En contraste con tal interpretación de un tema sobre el que hay bibliotecas enteras puede contraponer el placer de la sensación simple: “Qué me ha enseñado el agua: la delicia, cuando en determinado momento perdemos pie y el cuerpo se abandona al nado casi sin quererlo”. Y junto con ello, la constante mención de lo que “aprendió” sea de gente referida sólo con el nombre de pila (Giovanni, Elsa) junto a los de, por mencionar algunos otros, Kafka, Epicuro, José Bergamín, Averroes, varios de los cuales se hallan en su Autorretrato, quizá por esto también y no sólo porque van fluyendo en las páginas de ambos libros, hay un aire de familia que se percibe en y entre ambos textos, un intersticio tal vez por donde continúa la indetenible relación entre filosofía y poesía, implícita en puntuales imágenes, en ritmos apaciguados como acompasando el decir, en los similares inicios de muchos fragmentos, y también de manera explícita, casi como una utopía: “La filosofía consiste en el intento de un poeta –tan arduo que casi nadie lo consigue- de hacer coincidir la inspiración con la justicia.”

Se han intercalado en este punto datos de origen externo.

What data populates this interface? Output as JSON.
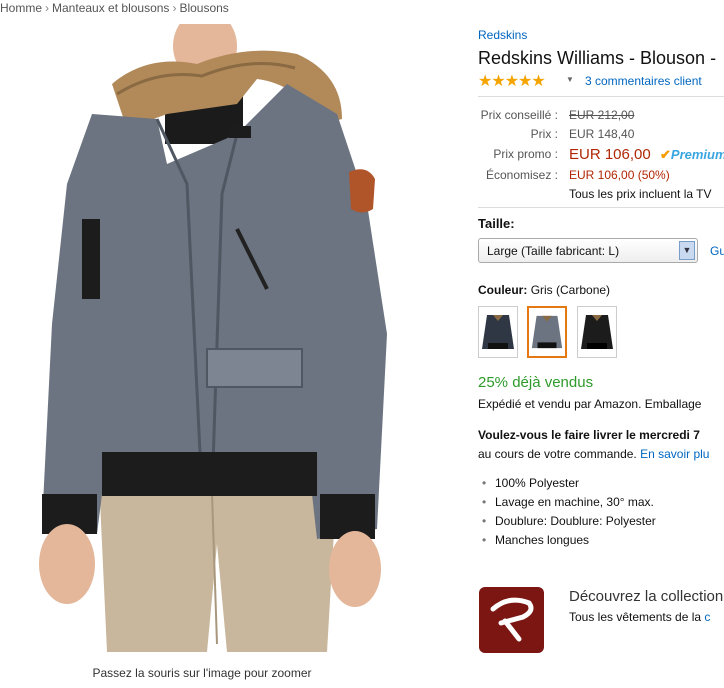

Hay algo más en este libro capaz de provocar expectativa, la segunda parte titulada “Lo que no he visto, oído ni aprendido”. Apenas cinco páginas en otra grafía casi como el negativo de todo lo que fue retratando antes para, ahora dirigirse resueltamente a un tiempo irrecuperable, objetiva y subjetivamente: su propia infancia y en ella, a algo que escribió y que nunca recuperó. Ese texto se convertiría, no paradójicamente, en un centro (“dichosa e invivible laguna”) que no dejó de sondear y, en sus palabras, “envolver”, con cuanto fue meditando y escribiendo a lo largo de los años.
De un modo altamente sutil, Agamben expresa un universo que incluye –al igual que en Autorretrato- a Dios, a lo propio de cada ser y a la vez al común de todos, entre lo manifiesto o representado y lo secreto; entre lo dicho y lo aludido en los sonidos del silencio.